Maj. Gen. John A. Lejeune was unanimously elected to the position of national commandant and Maj. Brewster became the first past national Commandant. An amendment to the constitution was also passed at this convention, as follows: “All Past National Commandants shall be members of the Staff for life, with vote, and shall also be life delegates to the National Assembly with vote.”
The Marine Corps League supports various programs to promote and honor the spirit and traditions of the Marines:
• Injured Marines-Marines Helping Marines-Wounded Marines Program: Supports injured Marines in the following, Brooke Army Medical Center, Walter Reed Army Medical Center, Naval Hospitals, National Naval Medical Center, Bethesda, Maryland, Naval Medical Center Portsmouth, Portsmouth, Virginia, Naval Medical Center San Diego and Naval Hospital Camp Pendleton.
• Marine-4-Life/Injured Marine Support Program: Mentors and provides support for transitioning Marines.
• Youth programs – Young Marines: A youth program emphasizing the core values of the Marine Corps.
• U.S. Marines Youth Physical Fitness Program: For elementary and high school students.
• Boy Scouts of America: One of the largest youth organizations in the United States.
• Scholarship program: Provides academic scholarships to children of Marines and former Marines.
• Toys for Tots: A program of the U.S. Marine Reserve.
• Veterans benefits – Legislative program: Participates in national and state issues which impact the military and veterans programs.
• Veterans Service Officer Program: Assist with claims resulting from active duty service.
• Veterans Affairs Volunteer Service Program: Volunteer assistance in VA hospitals and clinics.
The Marine Corps League is headed by an elected national commandant with 14 elected national staff officers who serve as trustees.
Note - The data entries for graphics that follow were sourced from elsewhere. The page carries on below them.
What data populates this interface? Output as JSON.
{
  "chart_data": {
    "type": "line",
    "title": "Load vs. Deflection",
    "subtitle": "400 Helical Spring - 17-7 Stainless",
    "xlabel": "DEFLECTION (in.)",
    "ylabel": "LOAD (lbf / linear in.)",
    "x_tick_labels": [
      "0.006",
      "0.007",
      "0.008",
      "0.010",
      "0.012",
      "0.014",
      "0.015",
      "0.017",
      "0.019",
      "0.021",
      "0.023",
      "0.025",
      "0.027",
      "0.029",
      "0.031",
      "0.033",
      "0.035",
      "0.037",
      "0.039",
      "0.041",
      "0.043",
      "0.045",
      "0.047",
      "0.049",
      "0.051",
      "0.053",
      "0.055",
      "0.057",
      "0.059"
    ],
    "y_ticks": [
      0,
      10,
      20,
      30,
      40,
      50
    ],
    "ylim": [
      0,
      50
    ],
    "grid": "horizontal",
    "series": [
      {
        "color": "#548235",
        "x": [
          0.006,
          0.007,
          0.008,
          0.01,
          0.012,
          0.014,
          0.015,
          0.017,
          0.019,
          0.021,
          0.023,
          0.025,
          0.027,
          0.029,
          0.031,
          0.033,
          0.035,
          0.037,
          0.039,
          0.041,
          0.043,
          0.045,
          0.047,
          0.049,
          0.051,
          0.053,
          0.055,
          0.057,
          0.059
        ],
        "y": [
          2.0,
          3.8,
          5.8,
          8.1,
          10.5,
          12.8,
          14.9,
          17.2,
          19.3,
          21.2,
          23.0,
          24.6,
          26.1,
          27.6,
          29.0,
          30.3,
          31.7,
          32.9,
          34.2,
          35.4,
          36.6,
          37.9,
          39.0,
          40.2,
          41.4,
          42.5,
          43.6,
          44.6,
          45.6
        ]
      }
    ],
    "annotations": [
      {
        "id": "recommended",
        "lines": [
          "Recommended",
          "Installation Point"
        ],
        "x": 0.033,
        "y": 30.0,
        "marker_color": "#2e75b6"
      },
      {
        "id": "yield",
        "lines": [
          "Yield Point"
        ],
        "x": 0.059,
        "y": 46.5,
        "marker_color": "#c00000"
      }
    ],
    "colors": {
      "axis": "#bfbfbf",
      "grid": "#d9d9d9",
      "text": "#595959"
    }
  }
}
The National Board of Trustees coordinates the efforts of 48 department, or state, entities and the activities of community-based detachments located throughout the United States and overseas.
The detachment is the basic unit of the league and usually represents a small geographic area such as a single town or part of a county. There are over 1,000 community-based detachments supporting veterans and their families while being active and involved in the local community. The detachment is used for formal business such as meetings and a coordination point for community service projects. A detachment member is distinguished by a red garrison cap with gold piping.
Marine Corps League Detachment 1437 meets at 7 p.m. on the third Tuesday of every month at AMVETS Post 102.